On Thu, Apr 21, 2011 at 10:50 AM, Pieter Neerincx
<pieter.neerincx(a)gmail.com> wrote:
> Hi Peter,
>
> On Apr 20, 2011, at 5:47 PM, Peter Cock wrote:
>
>> On Wed, Apr 20, 2011 at 4:30 PM, Pieter Neerincx
>> <pieter.neerincx(a)gmail.com> wrote:
>>> Hi Peter,
>>>
>>> On Apr 20, 2011, at 11:07 AM, Peter Cock wrote:
>>>
>>>> Hi all,
>>>
>>> ...<cut>...
>>>
>>>> How about SVG? Don't most of the mainline browsers have
>>>> reasonably good SVG support built in (possibly via a plugin)?
>>>
>>> Yep, SVG support is pretty good nowadays especially in FireFox
>>> and Opera. Safari, IE and Chrome have only partial support, but
>>> for simple charts without 3D filters it works fine. I've added SVG
>>> as a datatype to my Galaxy and this works great. You won't need
>>> a plugin; in fact the old Adobe SVG plugin is depreciated already
>>> for a few years now and no longer compatible with recent browser
>>> versions.
>>
>> I looked at SVG about a year ago, and was pretty impressed.
>> I did run into some issues, particularly with links, and opted to
>> use PNG files in the end. Since then we've finally dropped IE6,
>> so hopefully SVG would be safe now.
>>
>> Are your changes to add SVG as a datatype to Galaxy public?

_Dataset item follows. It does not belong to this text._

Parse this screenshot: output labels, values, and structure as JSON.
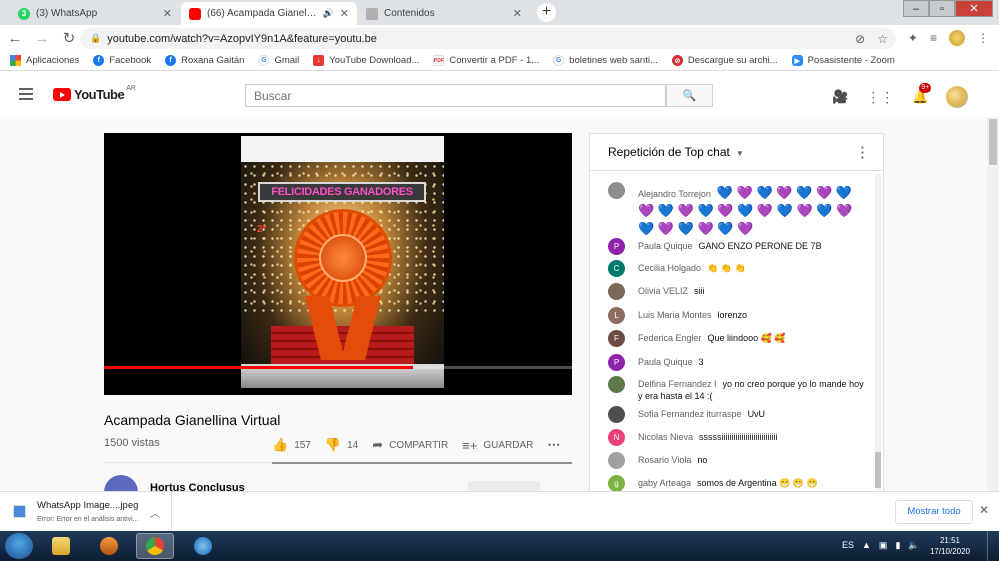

>> I'd like to suggest that be merged to the trunk.
>
> I simply added this line to my datatypes_conf.xml:
>
> <datatype extension="svg" type="galaxy.datatypes.images:Image" mimetype="image/svg+xml"/>
>
> I didn't make a sniffer as I don't have a use case for users
> uploading SVGs, so I didn't have to create a Python class and
> SVG is just another instance of galaxy.datatypes.images:Image
> from a plain vanilla Galaxy.
That makes sense if the sniffer is only used on upload.
> To make sure the client displays the SVG you may have to add
> the SVG mimetype to your web server's config too. Where this
> is defined may differ per linux distro. I use apache as a proxy
> and had to add
>
> image/svg+xml svg svgz
>
> to /etc/mime.types.
Thanks for the details - it looks simple enough to add here too.
If/when any SVG producing tools are added to Galaxy or the
Galaxy Tool Shed, then it would be nice to have this done in
the main repository.
>>> The nice benefit of SVG in addition to not needing a plugin is
>>> that the image can scale with the surrounding text if you zoom
>>> in your browser (without loosing resolution).
>>>
>>> The disadvantage is that although my users know what a PDF
>>> file is and can process them for posters/manuscripts, most of
>>> them never heard of SVG and get stuck when it doesn't import
>>> into PowerPoint et al. :(
>>
>> Do they cope with PDF?
>
> Well, they know how to view and print one :). Importing them
> directly into PowerPoint and Word is just as problematic though,
> so that usually involves opening the PDF in a different program
> and copy/paste or exporting to another format. Still a hassle, but
> they manage...
Getting a PDF into PowerPoint or Word is easy on a Mac ;)
But yes, point taken - even though a PDF is easier to work with
than an SVG (or a postscript file), it can still be a hassle.